Discover Fast Power Allocation Solution for Multi-Target Tracking via AlphaEvolve Evolution
This work provides a novel paradigm for real-time radar resource management, addressing the need for fast, generalizable, and low-data-dependent solutions in engineering optimization.
The paper proposes AlphaEvolve, an LLM-guided evolutionary search method that autonomously discovers a closed-form power allocation solution for multi-target tracking, achieving near-optimal tracking accuracy (average relative performance loss of only 1.51%) and over three orders of magnitude speedup compared to conventional iterative solvers.
Efficient radar resource allocation is a fundamental yet computationally challenging problem, as optimal solutions typically require iterative optimization with high complexity. Motivated by the need for real-time scheduling, robust generalization, and low data dependency, this paper proposes a novel paradigm that leverages large language model (LLM)-guided evolutionary search (AlphaEvolve) to autonomously discover a closed-form power allocation solution for multi-target tracking. The approach encodes high-dimensional radar states into physically inspired features, then evolves a compact and interpretable scoring function, which is transformed to feasible power allocations via a deterministic constraint-satisfying transformation.
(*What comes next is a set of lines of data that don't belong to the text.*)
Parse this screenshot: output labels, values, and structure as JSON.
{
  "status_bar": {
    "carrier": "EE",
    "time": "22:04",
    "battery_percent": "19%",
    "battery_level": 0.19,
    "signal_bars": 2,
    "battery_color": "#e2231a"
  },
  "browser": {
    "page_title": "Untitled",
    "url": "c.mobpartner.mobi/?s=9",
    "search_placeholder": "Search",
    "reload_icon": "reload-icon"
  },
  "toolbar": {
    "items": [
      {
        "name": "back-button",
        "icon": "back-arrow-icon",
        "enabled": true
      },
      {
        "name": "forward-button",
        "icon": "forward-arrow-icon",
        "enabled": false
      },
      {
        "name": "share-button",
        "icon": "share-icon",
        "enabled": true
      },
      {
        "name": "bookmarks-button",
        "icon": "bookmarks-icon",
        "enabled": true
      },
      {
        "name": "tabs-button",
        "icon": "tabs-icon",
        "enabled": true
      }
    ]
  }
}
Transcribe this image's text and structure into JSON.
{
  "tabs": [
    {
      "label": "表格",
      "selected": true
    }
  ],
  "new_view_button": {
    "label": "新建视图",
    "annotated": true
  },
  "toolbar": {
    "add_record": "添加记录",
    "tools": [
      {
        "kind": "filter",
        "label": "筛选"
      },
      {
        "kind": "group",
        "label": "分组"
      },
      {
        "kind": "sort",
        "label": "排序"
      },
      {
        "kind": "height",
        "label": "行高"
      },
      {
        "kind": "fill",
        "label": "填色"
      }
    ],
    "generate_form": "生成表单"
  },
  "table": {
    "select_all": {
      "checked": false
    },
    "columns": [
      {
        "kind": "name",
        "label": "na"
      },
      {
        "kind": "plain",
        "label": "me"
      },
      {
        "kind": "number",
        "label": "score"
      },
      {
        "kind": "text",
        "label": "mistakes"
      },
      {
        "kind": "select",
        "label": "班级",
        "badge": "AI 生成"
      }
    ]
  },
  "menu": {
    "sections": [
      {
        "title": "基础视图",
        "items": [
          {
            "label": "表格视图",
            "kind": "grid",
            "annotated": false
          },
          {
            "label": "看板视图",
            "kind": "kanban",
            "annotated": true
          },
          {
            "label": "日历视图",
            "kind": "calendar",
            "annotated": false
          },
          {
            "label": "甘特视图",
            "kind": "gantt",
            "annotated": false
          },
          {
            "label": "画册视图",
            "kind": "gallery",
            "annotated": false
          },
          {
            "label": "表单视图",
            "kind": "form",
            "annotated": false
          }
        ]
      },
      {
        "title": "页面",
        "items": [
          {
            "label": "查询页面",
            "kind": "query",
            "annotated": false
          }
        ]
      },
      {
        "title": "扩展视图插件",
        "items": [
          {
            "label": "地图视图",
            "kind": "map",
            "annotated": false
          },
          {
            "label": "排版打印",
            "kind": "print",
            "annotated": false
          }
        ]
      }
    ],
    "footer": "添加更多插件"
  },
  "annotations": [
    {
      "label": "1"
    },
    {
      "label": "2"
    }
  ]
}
Extensive experiments demonstrate that the discovered closed-form solution achieves near-optimal tracking accuracy (average relative performance loss of only $1.51\%$), reliable generalization across diverse scenarios and target counts, and over three orders of magnitude speedup compared to conventional iterative solvers. These results highlight the potential of LLM-guided symbolic search to revolutionize not only radar resource management but also broader classes of engineering optimization problems.